Inspired by literature in psychology that have explored the impact of negative social ties and negative interactions on mental health of individuals (ref. above), we developed a variety of computational techniques to first characterize the social ties of anxiety sufferers as positive or negative and then assess their association with individual anxiety. Thereby, we have complemented the analyses in the above social media work—where the focus has largely been on identifying linguistic markers—to identifying what social attributes and social behaviors are associated with mental illnesses, particularly anxiety disorders.

4.3 Limitations and Future Work

There are some limitations to our work. We acknowledge an inherent population bias in our dataset.
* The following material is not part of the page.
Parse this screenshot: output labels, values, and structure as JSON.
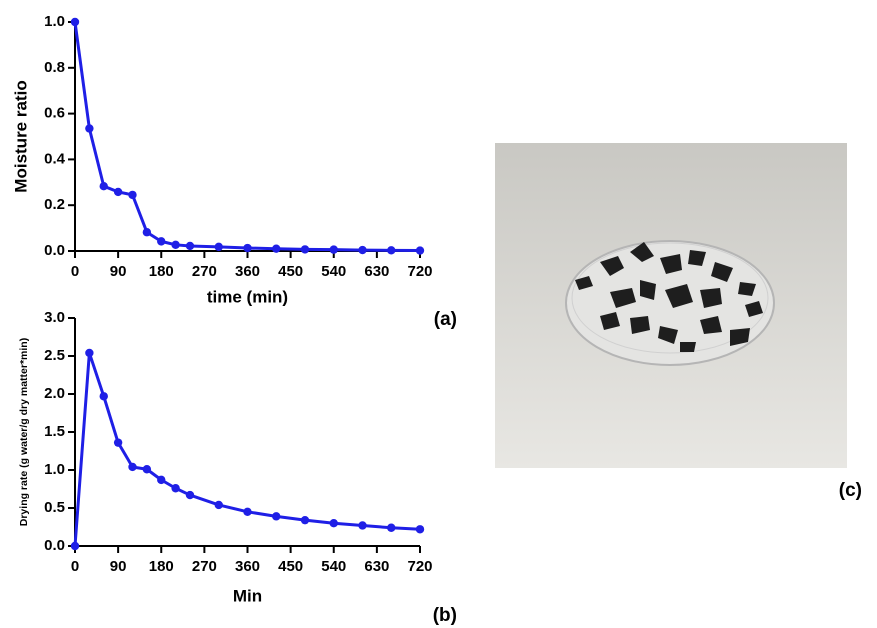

Not all demographic groups use Twitter and not all Twitter users self-disclose or share information indicative of their mental health (anxiety) status. Our observations are limited by individuals who choose to discuss about their anxiety on Twitter, maintain a social network with others on the platform, and engage in substantial interactions with them. Finally, in this work we did not obtain clinical validation on either the anxiety classification results or the empirical observations linking social interactions and anxiety. Future work can explore these opportunities through interdisciplinary collaborations as well as by gathering self-reported data. Last but certainly not the least, despite working with public Twitter data in this paper, future work, in the light of recent research [29], should also include discussions of people’s privacy perceptions and ethical concerns around deriving such (sensitive) mental health assessments from social media data.
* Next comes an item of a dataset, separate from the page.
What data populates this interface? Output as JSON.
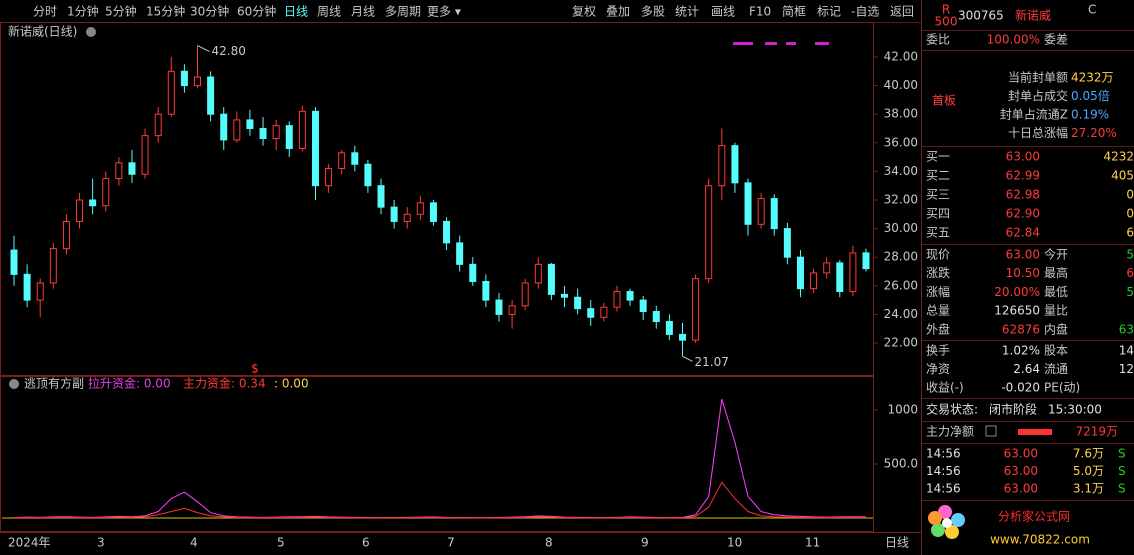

Nevertheless, our work offers several practical implications for instrumenting social media platforms to support the experiences of individuals with or at risk of anxiety disorders, which constitute promising directions for future research. Recall that we found that, although individuals suffering from anxiety disorders have more negative ties, the fraction of balanced triads in their network structure is not significantly different from the control group. Based on this finding, online platforms like Twitter can help users who self-disclose about their anxiety build and enrich their social networks. Platforms can suggest connections which are already observed to have positive interactions with other social ties of the user, or has negative interactions with the already existing negative ties of the user. Since individuals tend to reach out to weak ties in the broader online community during times of heightened anxiety, platforms can also enable provisions to recommend specific groups or lists where individuals can be less concerned about impression management and can engage in more disinhibiting discourse about their condition and experiences.

5 Conclusion

In this paper, we presented a large-scale data-based study examining the online social network and interaction characteristics of Twitter users who self-disclose about their anxiety disorders. We found that these attributes of network and interaction can be powerful in identifying, via a supervised learning based classifier, those at risk of this condition or those experiencing this condition, as self-reported on the Twitter platform. Our work provides one of the first results situating the relationship between online social interactions and networks, and anxiety disorders, and situated the important value of weak social ties prevalent on online platforms in understanding people’s mental health experiences.